I also spent time inside departments during go-lives, and created a system of advocates within each department that became local SME's prior to rollout that was independent of management.  The goal was two-fold.  First, it enabled DevOps teams to get information from actual practitioners and avoid committee based sanitization.  Second, it showcased that the product was usable and solved departmental problems on delivery, by having the advocate work with DevOps directly to ensure deliverables were properly aligned. This wasn’t about morale. It was about speed and feedback loops. If someone hesitated, you could see why. If a workflow step didn’t match reality, you found it immediately. If an outage happened, staff watched the response and decided whether the new system was worth trusting.

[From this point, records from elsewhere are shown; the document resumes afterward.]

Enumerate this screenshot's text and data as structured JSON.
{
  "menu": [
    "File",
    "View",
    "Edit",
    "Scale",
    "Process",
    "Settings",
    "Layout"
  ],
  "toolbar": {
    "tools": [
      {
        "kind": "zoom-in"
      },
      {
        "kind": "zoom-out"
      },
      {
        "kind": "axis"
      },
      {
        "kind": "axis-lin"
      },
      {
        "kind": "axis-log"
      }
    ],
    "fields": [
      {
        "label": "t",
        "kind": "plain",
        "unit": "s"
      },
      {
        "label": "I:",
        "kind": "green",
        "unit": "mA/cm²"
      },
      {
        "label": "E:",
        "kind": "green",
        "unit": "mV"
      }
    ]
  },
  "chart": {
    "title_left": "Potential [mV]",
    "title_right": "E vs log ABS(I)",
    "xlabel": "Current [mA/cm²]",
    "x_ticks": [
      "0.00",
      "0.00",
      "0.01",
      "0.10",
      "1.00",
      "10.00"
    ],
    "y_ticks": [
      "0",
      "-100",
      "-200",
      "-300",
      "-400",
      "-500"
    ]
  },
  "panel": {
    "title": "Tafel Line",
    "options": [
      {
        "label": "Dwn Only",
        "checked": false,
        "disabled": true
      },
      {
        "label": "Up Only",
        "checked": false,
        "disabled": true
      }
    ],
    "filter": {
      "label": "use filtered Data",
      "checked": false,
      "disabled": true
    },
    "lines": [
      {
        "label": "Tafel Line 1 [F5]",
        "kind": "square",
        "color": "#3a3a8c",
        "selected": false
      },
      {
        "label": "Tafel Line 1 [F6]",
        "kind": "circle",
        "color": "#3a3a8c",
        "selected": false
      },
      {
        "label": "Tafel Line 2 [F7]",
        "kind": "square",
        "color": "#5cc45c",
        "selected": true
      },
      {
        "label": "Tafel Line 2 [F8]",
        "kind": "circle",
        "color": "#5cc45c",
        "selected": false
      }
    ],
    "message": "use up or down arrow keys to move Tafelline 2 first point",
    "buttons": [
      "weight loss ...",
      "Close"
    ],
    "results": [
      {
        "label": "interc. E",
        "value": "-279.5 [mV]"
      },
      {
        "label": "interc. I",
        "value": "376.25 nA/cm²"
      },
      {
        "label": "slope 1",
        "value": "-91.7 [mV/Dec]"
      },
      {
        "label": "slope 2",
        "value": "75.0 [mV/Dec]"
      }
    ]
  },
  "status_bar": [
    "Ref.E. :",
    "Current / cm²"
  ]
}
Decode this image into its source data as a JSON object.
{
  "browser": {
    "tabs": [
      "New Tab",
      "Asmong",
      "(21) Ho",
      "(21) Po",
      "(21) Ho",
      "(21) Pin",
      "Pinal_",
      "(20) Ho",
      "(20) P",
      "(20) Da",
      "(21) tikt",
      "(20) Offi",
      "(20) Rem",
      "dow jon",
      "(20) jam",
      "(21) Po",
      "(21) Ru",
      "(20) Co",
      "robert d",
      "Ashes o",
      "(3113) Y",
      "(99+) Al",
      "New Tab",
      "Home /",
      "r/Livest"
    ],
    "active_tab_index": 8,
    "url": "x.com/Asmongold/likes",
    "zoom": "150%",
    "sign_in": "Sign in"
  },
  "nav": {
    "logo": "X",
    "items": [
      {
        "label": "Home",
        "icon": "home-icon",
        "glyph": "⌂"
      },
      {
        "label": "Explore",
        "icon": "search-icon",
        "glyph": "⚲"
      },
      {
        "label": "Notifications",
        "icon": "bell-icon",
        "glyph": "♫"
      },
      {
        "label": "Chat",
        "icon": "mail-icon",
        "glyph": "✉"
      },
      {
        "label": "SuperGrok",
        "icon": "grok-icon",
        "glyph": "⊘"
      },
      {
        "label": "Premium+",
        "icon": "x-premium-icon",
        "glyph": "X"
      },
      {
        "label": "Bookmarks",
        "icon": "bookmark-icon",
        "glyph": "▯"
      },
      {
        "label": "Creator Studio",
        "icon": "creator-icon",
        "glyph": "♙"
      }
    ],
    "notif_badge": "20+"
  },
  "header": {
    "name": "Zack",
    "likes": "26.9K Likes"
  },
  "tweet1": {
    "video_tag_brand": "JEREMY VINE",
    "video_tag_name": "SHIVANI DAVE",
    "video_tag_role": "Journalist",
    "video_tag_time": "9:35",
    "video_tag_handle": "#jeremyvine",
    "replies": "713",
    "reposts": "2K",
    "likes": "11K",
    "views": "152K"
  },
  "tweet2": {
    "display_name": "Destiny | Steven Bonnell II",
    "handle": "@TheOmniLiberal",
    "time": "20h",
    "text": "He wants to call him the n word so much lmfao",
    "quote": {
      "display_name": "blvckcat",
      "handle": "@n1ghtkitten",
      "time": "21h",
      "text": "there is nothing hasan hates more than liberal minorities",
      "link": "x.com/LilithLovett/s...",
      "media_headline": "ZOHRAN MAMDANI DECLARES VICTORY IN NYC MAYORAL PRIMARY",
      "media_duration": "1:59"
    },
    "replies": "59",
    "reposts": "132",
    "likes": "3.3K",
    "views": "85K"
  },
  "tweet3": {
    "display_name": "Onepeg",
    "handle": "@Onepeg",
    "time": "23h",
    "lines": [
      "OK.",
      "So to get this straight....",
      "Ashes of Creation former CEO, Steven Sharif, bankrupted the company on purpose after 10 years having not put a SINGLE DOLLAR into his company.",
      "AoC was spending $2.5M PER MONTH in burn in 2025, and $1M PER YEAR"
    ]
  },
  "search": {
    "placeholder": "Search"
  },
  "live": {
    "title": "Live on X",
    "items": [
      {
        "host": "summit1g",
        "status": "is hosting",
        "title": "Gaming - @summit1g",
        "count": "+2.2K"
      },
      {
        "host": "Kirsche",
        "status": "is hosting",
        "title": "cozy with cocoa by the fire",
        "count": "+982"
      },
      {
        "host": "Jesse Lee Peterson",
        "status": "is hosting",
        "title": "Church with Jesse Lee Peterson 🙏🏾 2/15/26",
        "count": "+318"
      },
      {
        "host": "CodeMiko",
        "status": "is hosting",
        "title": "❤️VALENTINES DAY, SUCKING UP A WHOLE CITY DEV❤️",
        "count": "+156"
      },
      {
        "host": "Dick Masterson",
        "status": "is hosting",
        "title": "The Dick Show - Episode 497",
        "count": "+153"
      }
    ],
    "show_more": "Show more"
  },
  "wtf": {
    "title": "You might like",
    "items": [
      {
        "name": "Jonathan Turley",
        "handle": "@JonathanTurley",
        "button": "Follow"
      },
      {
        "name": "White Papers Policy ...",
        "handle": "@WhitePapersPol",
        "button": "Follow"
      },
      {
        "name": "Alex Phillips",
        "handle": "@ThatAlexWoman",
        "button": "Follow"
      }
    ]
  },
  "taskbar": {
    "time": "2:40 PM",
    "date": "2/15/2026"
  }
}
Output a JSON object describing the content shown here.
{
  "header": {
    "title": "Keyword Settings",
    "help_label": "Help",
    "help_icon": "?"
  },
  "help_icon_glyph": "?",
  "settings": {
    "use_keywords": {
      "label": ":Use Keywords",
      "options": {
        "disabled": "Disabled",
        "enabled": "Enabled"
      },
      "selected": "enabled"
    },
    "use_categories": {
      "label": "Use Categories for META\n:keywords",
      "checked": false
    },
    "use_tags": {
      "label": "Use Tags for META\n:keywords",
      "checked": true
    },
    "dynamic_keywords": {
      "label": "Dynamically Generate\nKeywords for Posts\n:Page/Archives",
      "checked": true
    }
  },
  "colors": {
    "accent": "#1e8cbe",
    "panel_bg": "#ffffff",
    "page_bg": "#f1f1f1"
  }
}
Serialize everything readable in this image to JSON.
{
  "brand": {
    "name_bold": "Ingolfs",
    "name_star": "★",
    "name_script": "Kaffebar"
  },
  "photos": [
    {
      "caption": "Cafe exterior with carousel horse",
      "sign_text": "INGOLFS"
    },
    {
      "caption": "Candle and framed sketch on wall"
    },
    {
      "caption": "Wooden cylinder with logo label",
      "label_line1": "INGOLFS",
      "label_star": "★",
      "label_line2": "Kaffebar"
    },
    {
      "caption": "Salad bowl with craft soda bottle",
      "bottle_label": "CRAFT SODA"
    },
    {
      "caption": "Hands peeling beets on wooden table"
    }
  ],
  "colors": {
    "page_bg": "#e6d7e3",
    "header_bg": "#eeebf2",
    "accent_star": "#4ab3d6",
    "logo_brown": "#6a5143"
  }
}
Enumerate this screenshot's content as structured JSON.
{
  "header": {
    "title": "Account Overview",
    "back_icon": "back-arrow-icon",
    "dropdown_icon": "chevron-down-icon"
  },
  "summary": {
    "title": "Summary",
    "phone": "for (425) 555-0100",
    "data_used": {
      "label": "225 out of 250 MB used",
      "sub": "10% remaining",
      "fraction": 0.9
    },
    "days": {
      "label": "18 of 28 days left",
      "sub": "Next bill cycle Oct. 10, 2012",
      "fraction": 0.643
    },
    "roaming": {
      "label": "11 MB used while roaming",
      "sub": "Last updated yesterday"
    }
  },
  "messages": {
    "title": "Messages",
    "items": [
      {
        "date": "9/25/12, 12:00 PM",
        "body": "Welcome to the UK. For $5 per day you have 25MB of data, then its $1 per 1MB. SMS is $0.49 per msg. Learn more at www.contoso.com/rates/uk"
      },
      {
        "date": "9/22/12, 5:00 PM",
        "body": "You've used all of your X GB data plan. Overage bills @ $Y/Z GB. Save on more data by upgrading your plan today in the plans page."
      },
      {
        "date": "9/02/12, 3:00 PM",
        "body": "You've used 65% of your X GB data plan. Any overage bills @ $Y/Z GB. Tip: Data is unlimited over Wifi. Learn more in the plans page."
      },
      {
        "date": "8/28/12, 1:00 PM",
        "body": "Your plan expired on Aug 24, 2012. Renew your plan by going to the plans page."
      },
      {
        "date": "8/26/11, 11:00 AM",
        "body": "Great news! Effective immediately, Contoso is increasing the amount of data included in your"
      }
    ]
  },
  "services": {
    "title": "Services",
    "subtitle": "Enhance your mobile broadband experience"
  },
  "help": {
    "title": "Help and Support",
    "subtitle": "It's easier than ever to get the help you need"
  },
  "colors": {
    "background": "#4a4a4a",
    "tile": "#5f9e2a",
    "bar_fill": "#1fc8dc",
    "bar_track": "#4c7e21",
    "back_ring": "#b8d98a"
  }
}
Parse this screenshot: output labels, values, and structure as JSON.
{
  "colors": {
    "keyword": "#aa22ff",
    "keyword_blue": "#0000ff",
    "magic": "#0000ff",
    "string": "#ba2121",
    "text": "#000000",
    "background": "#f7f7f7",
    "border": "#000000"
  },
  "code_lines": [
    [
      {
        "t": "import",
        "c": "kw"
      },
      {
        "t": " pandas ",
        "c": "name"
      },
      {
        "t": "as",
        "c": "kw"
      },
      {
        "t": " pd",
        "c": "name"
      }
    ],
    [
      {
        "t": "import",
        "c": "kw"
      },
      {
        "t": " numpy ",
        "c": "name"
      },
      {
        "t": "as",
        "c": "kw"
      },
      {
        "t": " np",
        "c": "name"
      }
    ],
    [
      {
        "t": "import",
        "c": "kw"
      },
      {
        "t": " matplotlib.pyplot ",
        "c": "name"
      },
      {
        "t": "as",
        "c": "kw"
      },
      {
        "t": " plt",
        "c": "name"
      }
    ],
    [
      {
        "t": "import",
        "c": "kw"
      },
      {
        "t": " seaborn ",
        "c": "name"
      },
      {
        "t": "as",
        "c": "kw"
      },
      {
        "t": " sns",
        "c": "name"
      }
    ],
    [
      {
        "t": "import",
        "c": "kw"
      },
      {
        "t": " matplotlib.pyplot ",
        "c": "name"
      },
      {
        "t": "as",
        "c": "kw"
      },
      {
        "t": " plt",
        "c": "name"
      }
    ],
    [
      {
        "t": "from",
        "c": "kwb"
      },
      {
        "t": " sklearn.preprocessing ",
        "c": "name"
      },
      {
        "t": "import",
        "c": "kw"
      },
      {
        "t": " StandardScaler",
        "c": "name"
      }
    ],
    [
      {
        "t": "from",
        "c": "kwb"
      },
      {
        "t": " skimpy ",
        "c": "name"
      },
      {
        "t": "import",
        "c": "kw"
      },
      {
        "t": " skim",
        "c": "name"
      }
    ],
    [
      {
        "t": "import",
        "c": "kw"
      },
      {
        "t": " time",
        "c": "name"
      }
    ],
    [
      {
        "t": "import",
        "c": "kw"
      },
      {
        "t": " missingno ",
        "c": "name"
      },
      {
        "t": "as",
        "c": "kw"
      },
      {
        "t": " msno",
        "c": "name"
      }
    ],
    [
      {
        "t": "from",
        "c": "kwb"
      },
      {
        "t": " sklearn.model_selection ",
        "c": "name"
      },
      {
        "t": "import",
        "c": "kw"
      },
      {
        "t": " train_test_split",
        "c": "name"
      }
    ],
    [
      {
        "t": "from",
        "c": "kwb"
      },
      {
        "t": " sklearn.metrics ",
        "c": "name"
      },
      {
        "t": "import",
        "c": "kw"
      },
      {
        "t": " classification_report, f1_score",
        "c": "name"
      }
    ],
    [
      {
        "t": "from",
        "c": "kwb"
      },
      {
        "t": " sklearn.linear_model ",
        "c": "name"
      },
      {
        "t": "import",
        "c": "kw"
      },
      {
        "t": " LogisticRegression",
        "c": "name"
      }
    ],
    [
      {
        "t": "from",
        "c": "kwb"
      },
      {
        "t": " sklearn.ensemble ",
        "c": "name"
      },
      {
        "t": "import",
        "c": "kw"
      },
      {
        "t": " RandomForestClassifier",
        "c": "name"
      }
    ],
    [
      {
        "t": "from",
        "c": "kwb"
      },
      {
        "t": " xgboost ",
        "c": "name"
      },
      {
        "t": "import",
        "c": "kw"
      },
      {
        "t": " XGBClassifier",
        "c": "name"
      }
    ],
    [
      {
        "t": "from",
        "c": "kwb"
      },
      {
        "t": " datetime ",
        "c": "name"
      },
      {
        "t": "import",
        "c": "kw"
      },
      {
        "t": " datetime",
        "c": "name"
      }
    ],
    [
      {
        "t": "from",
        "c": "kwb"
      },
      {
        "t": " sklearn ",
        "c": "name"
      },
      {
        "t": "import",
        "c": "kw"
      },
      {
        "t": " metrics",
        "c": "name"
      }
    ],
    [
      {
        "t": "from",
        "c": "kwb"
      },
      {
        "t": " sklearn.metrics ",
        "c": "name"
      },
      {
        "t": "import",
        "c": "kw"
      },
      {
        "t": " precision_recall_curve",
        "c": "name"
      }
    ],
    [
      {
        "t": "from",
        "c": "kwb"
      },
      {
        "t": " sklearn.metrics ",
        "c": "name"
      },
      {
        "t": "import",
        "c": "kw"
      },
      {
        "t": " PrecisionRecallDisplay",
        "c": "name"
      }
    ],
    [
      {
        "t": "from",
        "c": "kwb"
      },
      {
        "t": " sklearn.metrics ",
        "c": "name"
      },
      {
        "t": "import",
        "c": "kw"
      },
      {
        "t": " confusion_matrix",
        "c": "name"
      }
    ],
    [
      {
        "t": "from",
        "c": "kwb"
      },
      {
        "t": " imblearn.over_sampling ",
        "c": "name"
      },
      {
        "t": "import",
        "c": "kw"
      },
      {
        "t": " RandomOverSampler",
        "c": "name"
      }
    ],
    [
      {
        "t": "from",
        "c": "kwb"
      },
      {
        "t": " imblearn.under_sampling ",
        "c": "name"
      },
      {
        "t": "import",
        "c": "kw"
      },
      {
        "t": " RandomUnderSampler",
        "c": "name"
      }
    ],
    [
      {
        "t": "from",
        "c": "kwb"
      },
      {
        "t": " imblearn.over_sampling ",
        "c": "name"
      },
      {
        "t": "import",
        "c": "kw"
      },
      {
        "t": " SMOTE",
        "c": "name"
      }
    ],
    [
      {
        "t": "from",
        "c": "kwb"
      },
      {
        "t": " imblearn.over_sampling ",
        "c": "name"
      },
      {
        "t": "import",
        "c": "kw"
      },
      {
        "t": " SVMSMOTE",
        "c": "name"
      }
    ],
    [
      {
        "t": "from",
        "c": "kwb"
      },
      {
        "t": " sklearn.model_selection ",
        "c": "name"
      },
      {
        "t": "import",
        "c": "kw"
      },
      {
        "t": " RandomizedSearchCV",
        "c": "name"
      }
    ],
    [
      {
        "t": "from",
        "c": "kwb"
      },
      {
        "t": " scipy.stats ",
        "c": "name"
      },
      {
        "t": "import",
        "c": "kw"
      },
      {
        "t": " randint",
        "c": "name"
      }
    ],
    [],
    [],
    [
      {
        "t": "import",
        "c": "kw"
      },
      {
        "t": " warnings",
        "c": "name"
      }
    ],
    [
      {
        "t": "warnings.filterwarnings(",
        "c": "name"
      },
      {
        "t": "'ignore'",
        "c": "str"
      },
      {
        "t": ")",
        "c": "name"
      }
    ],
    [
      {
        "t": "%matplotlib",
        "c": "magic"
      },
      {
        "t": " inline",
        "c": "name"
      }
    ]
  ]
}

By building internal confidence in systems we were able to quickly redefine what the systems were capable of.  Within 18 months of project start we had end-users engaging in remote based activities, including visiting client homes and service designated areas. This increased delivery rates, which further improved program budgets by directly addressing many causes for no-shows.  Eventually some staff, including IT staff, began to work completely remotely, allowing office real-estate to become repurposed into shared work spaces and service delivery areas for clients.

Result

Confidence stopped being abstract. Staff (even elderly staff) adopted because the system worked, because support was dependable, and because they were trained to succeed instead of being blamed for not liking broken tools.